McMichael Mutok
Palau
Alii! (greetings) my name is McMichael Mutok Jr., I am from the sovereign island nation of Palau. I have been working with the Bureau of Cultural and Historical Preservation since November 2017. During my time working with the team in Göttingen, I have learned that there are numerous Palauan human skulls in the Göttingen anthropological collection. Back home I have met the local community and shared about the possibility of repatriation of our Palauan ancestors. This would give the locals a deeper understanding about the colonial collection, the possibility of identifying each skull with DNA research and the handling of these remains. It is my duty to ensure that our Palauan ancestors are to be repatriated to their place of origin as a show of respect, honor and solidarity.
Doing Research
Cover and tow pages from the diary of the ethnologist Paul Hambruch from the so-called South Sea Expedition (1908-1910)

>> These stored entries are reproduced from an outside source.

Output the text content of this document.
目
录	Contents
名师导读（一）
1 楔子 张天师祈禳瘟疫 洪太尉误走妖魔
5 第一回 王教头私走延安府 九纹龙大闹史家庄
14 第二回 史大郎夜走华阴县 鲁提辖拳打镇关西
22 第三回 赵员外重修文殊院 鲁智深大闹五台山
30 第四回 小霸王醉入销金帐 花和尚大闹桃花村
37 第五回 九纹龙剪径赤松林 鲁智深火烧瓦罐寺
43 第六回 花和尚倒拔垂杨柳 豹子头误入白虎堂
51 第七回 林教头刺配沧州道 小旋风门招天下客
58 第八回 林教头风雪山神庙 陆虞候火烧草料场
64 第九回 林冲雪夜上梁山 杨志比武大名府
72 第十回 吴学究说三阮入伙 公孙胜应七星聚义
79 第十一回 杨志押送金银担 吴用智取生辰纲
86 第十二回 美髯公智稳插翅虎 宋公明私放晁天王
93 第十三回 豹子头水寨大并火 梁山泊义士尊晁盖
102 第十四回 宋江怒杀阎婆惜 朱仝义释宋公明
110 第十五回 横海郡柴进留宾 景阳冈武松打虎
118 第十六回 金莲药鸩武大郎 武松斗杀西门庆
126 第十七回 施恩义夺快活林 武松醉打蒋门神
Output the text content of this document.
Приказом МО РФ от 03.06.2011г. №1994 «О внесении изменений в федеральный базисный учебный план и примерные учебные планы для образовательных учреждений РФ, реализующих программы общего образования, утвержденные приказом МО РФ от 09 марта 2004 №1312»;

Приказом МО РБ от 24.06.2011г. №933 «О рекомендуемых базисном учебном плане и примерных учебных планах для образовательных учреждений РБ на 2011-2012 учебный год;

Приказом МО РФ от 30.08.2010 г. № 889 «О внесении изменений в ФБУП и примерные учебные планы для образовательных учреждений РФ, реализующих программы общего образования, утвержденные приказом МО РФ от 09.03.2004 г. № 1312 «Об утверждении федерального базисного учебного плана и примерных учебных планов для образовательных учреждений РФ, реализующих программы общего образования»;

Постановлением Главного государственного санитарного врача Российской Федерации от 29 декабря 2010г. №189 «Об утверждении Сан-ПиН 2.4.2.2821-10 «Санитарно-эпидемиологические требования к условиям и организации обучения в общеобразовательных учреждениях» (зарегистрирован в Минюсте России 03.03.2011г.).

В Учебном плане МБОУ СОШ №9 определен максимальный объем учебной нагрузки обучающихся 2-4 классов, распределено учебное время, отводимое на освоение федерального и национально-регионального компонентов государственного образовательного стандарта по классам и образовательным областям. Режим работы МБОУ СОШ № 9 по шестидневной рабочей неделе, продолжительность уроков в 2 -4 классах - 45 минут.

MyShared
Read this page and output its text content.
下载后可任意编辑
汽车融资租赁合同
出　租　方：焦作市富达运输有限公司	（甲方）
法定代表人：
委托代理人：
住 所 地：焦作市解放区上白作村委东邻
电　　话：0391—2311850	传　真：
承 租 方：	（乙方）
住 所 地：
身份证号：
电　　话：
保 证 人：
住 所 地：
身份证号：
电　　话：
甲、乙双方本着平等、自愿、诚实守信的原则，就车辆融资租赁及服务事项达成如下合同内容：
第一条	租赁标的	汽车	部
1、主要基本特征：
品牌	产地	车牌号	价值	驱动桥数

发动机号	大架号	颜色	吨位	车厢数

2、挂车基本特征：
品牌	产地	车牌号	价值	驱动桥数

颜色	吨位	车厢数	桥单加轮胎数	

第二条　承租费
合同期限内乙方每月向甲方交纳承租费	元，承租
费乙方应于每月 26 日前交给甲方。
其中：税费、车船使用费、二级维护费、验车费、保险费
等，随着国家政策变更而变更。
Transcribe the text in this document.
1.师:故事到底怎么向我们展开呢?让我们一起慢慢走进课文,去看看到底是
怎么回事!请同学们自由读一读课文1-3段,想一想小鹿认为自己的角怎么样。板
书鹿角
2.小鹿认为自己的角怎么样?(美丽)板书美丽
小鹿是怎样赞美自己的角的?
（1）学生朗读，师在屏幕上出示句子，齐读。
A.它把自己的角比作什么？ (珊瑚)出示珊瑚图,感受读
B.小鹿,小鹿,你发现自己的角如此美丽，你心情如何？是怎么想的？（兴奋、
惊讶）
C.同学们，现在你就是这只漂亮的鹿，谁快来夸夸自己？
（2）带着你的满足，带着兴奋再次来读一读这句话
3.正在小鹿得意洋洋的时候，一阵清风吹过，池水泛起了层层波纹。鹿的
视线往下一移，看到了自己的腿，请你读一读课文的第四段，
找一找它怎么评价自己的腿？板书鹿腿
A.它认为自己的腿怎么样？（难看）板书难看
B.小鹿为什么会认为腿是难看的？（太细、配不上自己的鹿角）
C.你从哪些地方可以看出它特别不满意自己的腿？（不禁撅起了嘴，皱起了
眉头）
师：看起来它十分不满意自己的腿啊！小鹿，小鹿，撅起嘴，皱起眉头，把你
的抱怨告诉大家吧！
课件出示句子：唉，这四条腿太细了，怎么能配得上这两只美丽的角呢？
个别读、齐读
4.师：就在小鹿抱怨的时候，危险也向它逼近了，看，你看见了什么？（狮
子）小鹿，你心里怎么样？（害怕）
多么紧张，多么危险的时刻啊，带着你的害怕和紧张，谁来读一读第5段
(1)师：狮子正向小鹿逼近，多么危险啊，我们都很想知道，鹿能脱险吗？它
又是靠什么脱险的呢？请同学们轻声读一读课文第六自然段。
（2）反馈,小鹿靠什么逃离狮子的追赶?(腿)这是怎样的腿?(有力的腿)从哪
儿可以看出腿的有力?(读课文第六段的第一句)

Paul Hambruch / diary, issue 1 from 10.08. – 19.10.1909, S. 32, 40 / Museum am Rothenbaum Hamburg, MARKK-Archiv SÜD 2.1.1
Finding the important text in the journals written by Paul Hambruch during his field trip at Palau in 1909 is a shocking discovery knowing that the human remains were taken from grave sites in Palau. The section of the paragraph that mentioned in September 09, 1909, Hambruch dug up the skull of a man from Ngarchelong who drowned two years ago. He mentioned that it had to be done secretly that no Palauan would have allowed him to excavate at their sacred grave sites. We were lucky to find this text in the archives of the MARKK in a short period of time; it is like opening up the important piece of the puzzle. There are hundreds of journals that were written from the South Seas Expedition and kept at the Hamburg Museum for more than a hundred years. I bet no Palauan has encountered these journals knowing that they have been here this whole time. The finding changes the way I think about German colonialism in Palau. I, as a Palauan, am lucky to have encountered such text about the German colonial rule in Palau. This would mean that the community must know this important piece of information and more research needs to be done to learn more about our ancestors and its history.
McMichael Mutok
Giving Context
Palau
In 1899, Palau became a German colonial territory as part of “Deutsch-Neuguinea”. The group of islands in the Pacific Ocean to the west of the Caroline Islands was a stop on the „South Sea Expedition“ of the “Hamburg Museum für Völkerkunde”, which travelled through the so-called “German South Seas” from 1908 to 1910. Paul Hambruch, ethnologist and later head of the Museum’s South Seas Department, arrived in Palau in the second year of the expedition. The human remains from Palau in Göttingen can be traced back to his actions. His ruthlessness is made clear in a diary entry from 21 September 1910, where he wrote: The excavation of one skull „had to be done secretly, as no Palauman would have allowed the excavation.“ Of the original nine human remains from Palau, seven are still preserved in the Anthropological Collection and two are missing. While four human remains can be relatively clearly attributed to the island of Bur, today’s Pulo Anna, the origin of the other three is still unclear. In the meantime, a request for return has been received from Palau, and in-depth provenance research has been done. In March 2024, all 7 ancestral human remains were returned to Palau.